Des dizaines de bateaux flottant paisiblement dans les criques ou au large des côtes, c’est le spectacle auquel nous avons droit tous les étés en Méditerranée. Bucolique en surface, mais dévastateur en profondeur, lorsque les embarcations ont jeté leur ancre sur des bancs de posidonie. Car en remontant, elles labourent littéralement cette plante aquatique vitale pour la grande bleue. Les scientifiques la qualifient en effet de « poumon de la Méditerranée » tant elle joue un rôle essentiel pour la biodiversité et la lutte contre l’érosion du littoral (bonus).

C’est pourquoi associations et organismes de défense de l’environnement, à l’instar de la campagne de sensibilisation ÉcoGestes Méditerranée (bonus), martèlent chaque été le même message : « On n’ancre pas sur la posidonie, on choisit une zone de sable », souligne Jamila Poydenot, cheffe de projets au sein du Centre Permanent d’Initiatives Pour l’Environnement des îles de Lérins et Pays d’Azur, association coordinatrice de l’opération dans la région Paca.

Rendre les ancres plus écologiques

Alain Maurin va encore plus loin. En plus de ne pas mouiller sur les posidonies, ce professeur d’électronique passionné de nautisme depuis l’adolescence a mis au point un dispositif pour rendre les ancres plus sécuritaires et écologiques. Baptisé Stop Ancre, il s’agit de deux stabilisateurs qui se fixent sur les pelles des ancres plates.
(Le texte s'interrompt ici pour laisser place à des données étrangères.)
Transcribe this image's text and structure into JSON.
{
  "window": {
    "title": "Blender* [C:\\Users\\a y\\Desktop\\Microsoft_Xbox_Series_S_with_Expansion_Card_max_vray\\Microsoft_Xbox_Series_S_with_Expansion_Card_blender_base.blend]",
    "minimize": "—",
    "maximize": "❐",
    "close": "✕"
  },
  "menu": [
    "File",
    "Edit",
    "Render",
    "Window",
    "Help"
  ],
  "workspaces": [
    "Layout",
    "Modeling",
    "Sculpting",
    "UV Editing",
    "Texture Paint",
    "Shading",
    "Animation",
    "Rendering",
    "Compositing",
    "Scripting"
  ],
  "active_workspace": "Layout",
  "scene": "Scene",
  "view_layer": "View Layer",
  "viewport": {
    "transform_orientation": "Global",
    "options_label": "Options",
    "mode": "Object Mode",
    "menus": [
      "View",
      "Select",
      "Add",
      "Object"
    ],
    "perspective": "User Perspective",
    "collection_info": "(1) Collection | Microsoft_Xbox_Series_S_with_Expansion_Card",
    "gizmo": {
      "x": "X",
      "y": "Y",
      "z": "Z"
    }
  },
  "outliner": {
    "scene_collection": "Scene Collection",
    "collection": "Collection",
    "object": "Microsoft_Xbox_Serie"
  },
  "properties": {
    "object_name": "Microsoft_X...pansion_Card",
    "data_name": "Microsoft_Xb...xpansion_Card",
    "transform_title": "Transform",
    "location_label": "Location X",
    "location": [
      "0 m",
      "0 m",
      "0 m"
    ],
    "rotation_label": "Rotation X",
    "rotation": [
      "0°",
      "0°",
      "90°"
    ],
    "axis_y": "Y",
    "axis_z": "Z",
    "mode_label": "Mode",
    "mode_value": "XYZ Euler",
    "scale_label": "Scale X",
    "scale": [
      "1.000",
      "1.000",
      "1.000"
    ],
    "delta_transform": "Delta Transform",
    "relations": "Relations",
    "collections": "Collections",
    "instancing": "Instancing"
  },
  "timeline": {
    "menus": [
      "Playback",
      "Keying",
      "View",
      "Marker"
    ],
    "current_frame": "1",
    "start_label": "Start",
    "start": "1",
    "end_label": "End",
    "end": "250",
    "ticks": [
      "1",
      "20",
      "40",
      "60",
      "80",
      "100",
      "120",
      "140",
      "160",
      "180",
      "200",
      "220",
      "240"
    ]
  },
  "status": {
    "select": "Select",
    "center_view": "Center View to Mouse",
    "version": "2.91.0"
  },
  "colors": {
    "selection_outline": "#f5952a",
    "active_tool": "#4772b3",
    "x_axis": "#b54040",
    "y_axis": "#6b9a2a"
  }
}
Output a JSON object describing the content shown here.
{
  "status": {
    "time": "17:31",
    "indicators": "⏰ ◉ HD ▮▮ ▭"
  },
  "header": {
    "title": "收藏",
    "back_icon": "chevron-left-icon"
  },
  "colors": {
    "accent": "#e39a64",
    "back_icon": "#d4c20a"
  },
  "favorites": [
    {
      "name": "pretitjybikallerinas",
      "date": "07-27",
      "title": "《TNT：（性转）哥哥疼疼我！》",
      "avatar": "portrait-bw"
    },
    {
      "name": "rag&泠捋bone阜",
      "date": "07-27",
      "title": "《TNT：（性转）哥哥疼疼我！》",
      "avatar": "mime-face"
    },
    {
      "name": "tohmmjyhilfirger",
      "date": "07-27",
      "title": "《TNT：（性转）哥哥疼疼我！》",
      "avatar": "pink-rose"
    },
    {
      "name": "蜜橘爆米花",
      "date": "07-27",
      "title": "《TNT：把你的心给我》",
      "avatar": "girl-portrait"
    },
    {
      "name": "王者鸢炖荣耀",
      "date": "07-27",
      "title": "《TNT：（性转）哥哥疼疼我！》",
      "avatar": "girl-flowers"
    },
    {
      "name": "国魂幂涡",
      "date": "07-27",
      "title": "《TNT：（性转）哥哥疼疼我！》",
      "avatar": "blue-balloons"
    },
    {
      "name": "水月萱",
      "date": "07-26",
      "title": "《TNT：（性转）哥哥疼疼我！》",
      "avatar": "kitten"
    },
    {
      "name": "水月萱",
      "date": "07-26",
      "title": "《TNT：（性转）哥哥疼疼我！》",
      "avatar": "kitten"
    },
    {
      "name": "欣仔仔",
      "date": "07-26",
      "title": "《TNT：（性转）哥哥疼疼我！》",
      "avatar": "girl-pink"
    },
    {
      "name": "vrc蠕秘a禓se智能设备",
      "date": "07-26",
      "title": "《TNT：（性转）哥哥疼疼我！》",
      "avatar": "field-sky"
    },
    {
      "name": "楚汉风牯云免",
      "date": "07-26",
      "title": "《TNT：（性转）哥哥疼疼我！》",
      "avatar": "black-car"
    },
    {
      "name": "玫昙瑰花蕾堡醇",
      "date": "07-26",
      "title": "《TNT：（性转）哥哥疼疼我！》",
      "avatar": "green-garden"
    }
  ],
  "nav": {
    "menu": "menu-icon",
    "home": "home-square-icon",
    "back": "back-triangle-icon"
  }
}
Ils agissent ensuite « comme les petites roues du vélo » précise l’inventeur. « Ils permettent de guider l’ancre ce qui diminue la distance d’accrochage, empêche les dérapages et permet d’utiliser moins de longueur de mouillage ». L’enfouissement dans le sable est ainsi plus rapide et durable et évite le décrochage de l’ancre y compris en cas de changement de vent.

Imaginé pour son utilisation personnelle, son système a rapidement séduit son entourage. Tant et si bien qu’il décide de créer en 2017 son entreprise, GM PRO, pour lancer son concept. Il n’a depuis eu de cesse de tester son invention sur tous types de sols marins et, bien sûr, auprès de plaisanciers. Résultat : « On a obtenu la note de 9,3/10 après 1 000 tests réalisés par des professionnels, des associations et des plaisanciers », met en avant, non sans fierté, Alain Maurin. Le « graal » à ses yeux, mais aussi une base solide pour le développement de sa start-up.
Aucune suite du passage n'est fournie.